Former Project Members
Developer, Li Zhang, l.zhang@hp.com
Developer, Serdar Taşıran, stasiran@ku.edu.tr
Developer, Yunhong Zhou, yunhong.zhou@hp.com

II.3) Project Start Date

2001

II.4) Targeted User Group

For TreeJuxtaposer, we target systematic biologists and other who need to browse phylogenetic trees. SequenceJuxtaposer is aimed at biologists and bioinformaticians who need to browse genomic sequences. Oncologists are the target audience of BacJuxtaposer, while PowerSetViewer is aimed at data mining of transaction databases.

II.5) Supported User Tasks

Depending on the application, we support user tasks in visualization and navigation of tree structures (TreeJuxtaposer), genomic sequences (SequenceJuxtaposer), cancer data (BacJuxtaposer), and power sets (PowerSetViewer) with an accordion drawing interface.

II.6) Major Features of the System Architecture

Our architecture provides guaranteed visibility of important data with global Focus+Context. Our accordion drawing infrastructure provides smooth animated transitions with progressive rendering approaches to reduce the animation frame rendering time for large datasets.

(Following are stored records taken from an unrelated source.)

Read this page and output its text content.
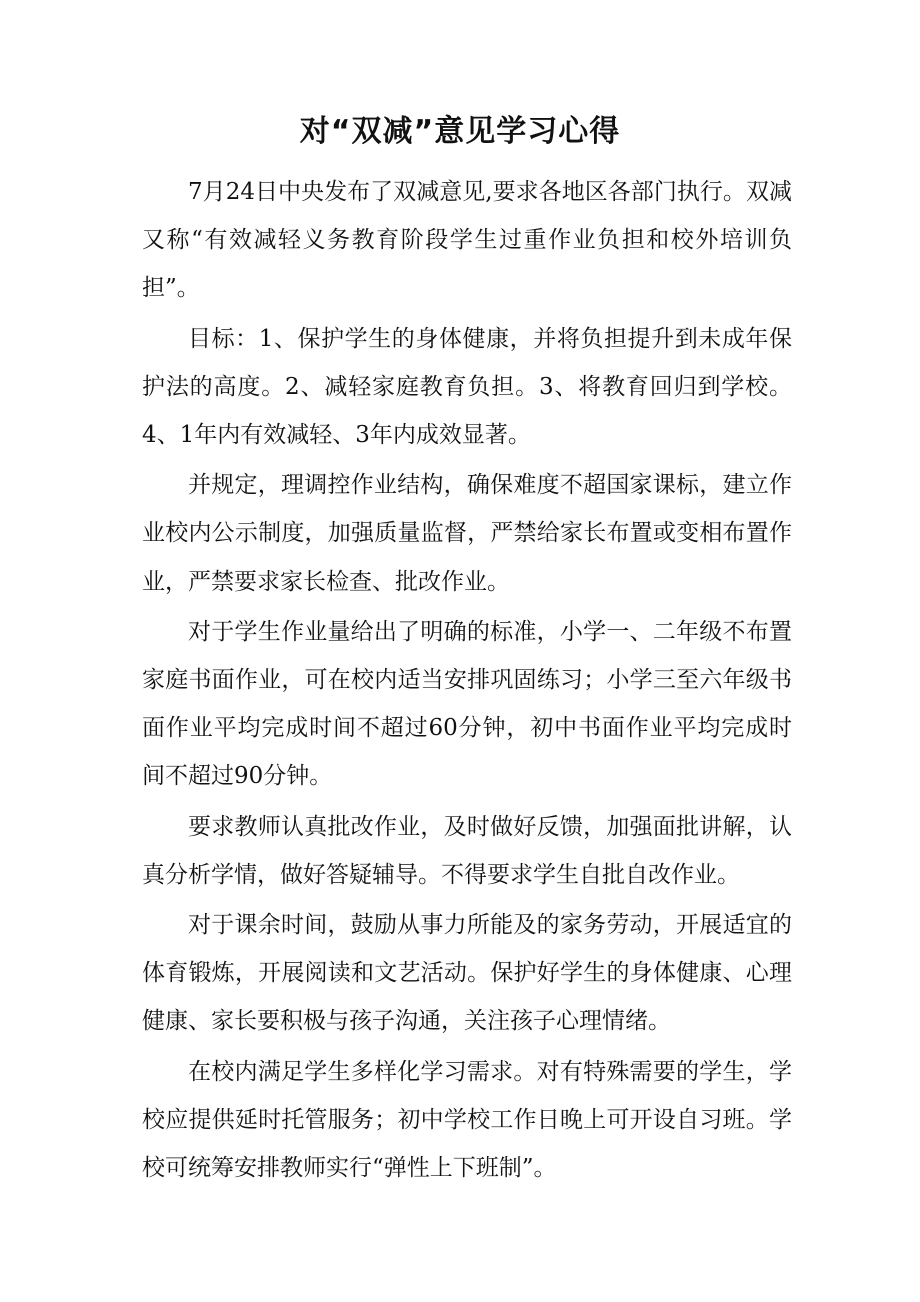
对“双减”意见学习心得

7月24日中央发布了双减意见,要求各地区各部门执行。双减又称“有效减轻义务教育阶段学生过重作业负担和校外培训负担”。

目标：1、保护学生的身体健康，并将负担提升到未成年保护法的高度。2、减轻家庭教育负担。3、将教育回归到学校。4、1年内有效减轻、3年内成效显著。

并规定，理调控作业结构，确保难度不超国家课标，建立作业校内公示制度，加强质量监督，严禁给家长布置或变相布置作业，严禁要求家长检查、批改作业。

对于学生作业量给出了明确的标准，小学一、二年级不布置家庭书面作业，可在校内适当安排巩固练习；小学三至六年级书面作业平均完成时间不超过60分钟，初中书面作业平均完成时间不超过90分钟。

要求教师认真批改作业，及时做好反馈，加强面批讲解，认真分析学情，做好答疑辅导。不得要求学生自批自改作业。

对于课余时间，鼓励从事力所能及的家务劳动，开展适宜的体育锻炼，开展阅读和文艺活动。保护好学生的身体健康、心理健康、家长要积极与孩子沟通，关注孩子心理情绪。

在校内满足学生多样化学习需求。对有特殊需要的学生，学校应提供延时托管服务；初中学校工作日晚上可开设自习班。学校可统筹安排教师实行“弹性上下班制”。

The rendering algorithms we use are all linear in the total number of nodes drawn with respect to the number of pixels used to display the data. Rendering approaches for existing applications are optimized to use the topology of the dataset when available. Applications with limited or non-existent topologies have an imposed topological structure, currently piggybacked on the accordion drawing grid hierarchy.

Current development is aimed at providing dynamic allocation of accordion drawing structures to support editing, adding and deleting nodes in a sparse layout, and forms of semantic zooming that could provide topological structure to datasets in applications such as SequenceJuxtaposer and BacJuxtaposer.

II.7) Algorithms Provided

We provide several algorithms for our accordion drawing infrastructure, such as: guaranteed visibility of marked items; Focus+Context in an accordion drawing layout; progressive rendering for smooth, animated transitions; and several application specific rendering and node marking algorithms for tree, regular grid, overlapping vertically offset ranges, and sparsely laid out data in a large domain.

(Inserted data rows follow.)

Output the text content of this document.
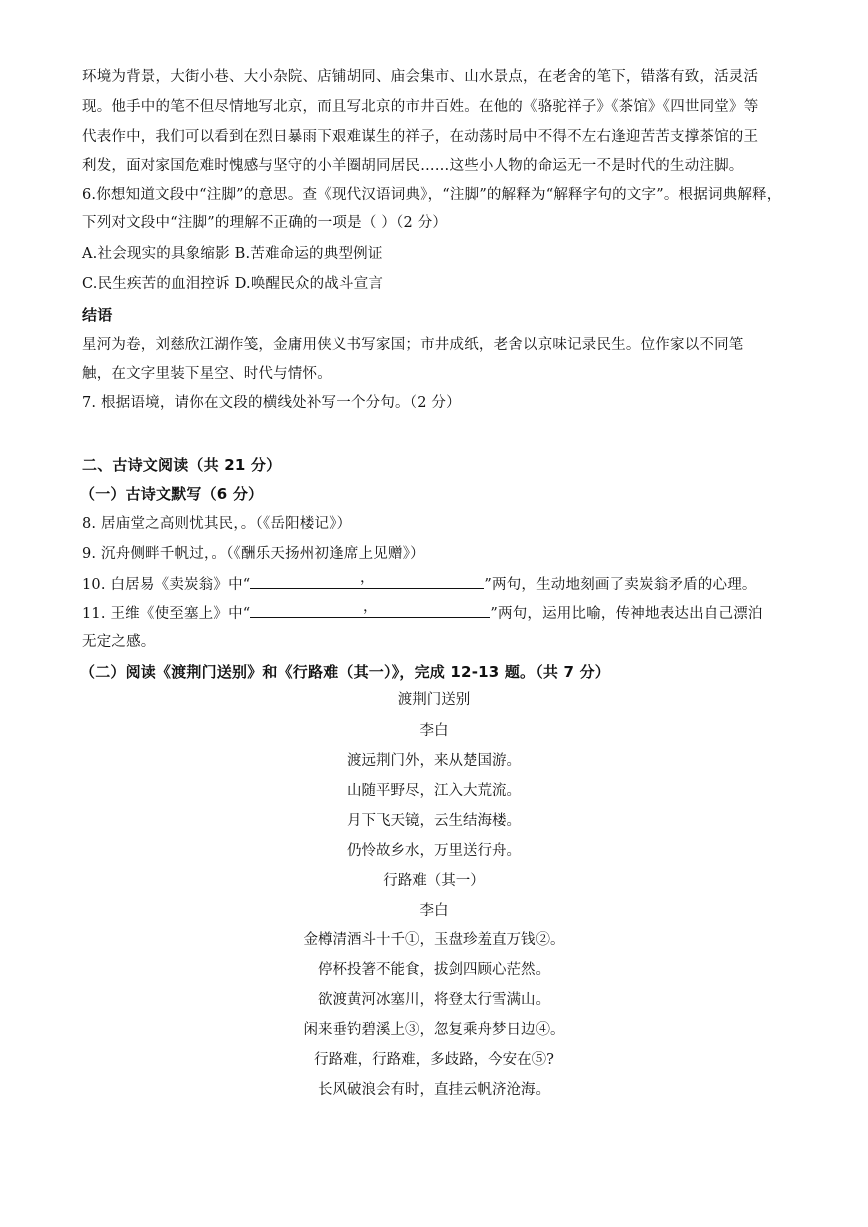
环境为背景，大街小巷、大小杂院、店铺胡同、庙会集市、山水景点，在老舍的笔下，错落有致，活灵活
现。他手中的笔不但尽情地写北京，而且写北京的市井百姓。在他的《骆驼祥子》《茶馆》《四世同堂》等
代表作中，我们可以看到在烈日暴雨下艰难谋生的祥子，在动荡时局中不得不左右逢迎苦苦支撑茶馆的王
利发，面对家国危难时愧感与坚守的小羊圈胡同居民……这些小人物的命运无一不是时代的生动注脚。
6.你想知道文段中“注脚”的意思。查《现代汉语词典》，“注脚”的解释为“解释字句的文字”。根据词典解释，
下列对文段中“注脚”的理解不正确的一项是（ ）（2 分）
A.社会现实的具象缩影 B.苦难命运的典型例证
C.民生疾苦的血泪控诉 D.唤醒民众的战斗宣言
结语
星河为卷，刘慈欣江湖作笺，金庸用侠义书写家国；市井成纸，老舍以京味记录民生。位作家以不同笔
触，在文字里装下星空、时代与情怀。
7. 根据语境，请你在文段的横线处补写一个分句。（2 分）
二、古诗文阅读（共 21 分）
（一）古诗文默写（6 分）
8. 居庙堂之高则忧其民，。（《岳阳楼记》）
9. 沉舟侧畔千帆过，。（《酬乐天扬州初逢席上见赠》）
10. 白居易《卖炭翁》中“	，	”两句，生动地刻画了卖炭翁矛盾的心理。
11. 王维《使至塞上》中“	，	”两句，运用比喻，传神地表达出自己漂泊
无定之感。
（二）阅读《渡荆门送别》和《行路难（其一）》，完成 12-13 题。（共 7 分）
渡荆门送别
李白
渡远荆门外，来从楚国游。
山随平野尽，江入大荒流。
月下飞天镜，云生结海楼。
仍怜故乡水，万里送行舟。
行路难（其一）
李白
金樽清酒斗十千①，玉盘珍羞直万钱②。
停杯投箸不能食，拔剑四顾心茫然。
欲渡黄河冰塞川，将登太行雪满山。
闲来垂钓碧溪上③，忽复乘舟梦日边④。
行路难，行路难，多歧路，今安在⑤?
长风破浪会有时，直挂云帆济沧海。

II.8) Snapshots of the Interface

The following are snapshots of TreeJuxtaposer, SequenceJuxtaposer, and BacJuxtaposer:
TreeJuxtaposer


SequenceJuxtaposer


BacJuxtaposer

II.9) Development Platform

Linux, Mac OSX, Windows

II.10) Supported Operating Systems

Linux, Mac OSX, Windows

II.11) Software Dependencies/Required Libraries

Java, GL4Java

II.12) Current License

BSD

II.13) Number of Users/Downloads

unknown

II.14) Pros and Cons

Pros: Java portability, easy to use interface, extremely efficient integration of features, high performance Cons: distribution of Java libraries, producing installers, fairly monolithic codebase with only a small number of application domains currently supported

II.15) Planned Work

Combining TreeJuxtaposer and SequenceJuxtaposer, further developing BacJuxtaposer with semantic zooming, new tools in different application domains, logging functionality for simple undo and replay actions, user studies with target groups, editing datasets, and analysis tools for specific biological tasks.

Part III

My main interest in attending the workshop is to see how several other non-toolkit applications have been integrated into toolkits. Our approach has been to develop specific applications and recently we have been extracting generic components that might be of some use to existing toolkits. Furthermore, communication with others on integrating our existing applications with potentially useful components may reduce the work required to implement new functionality for our future applications.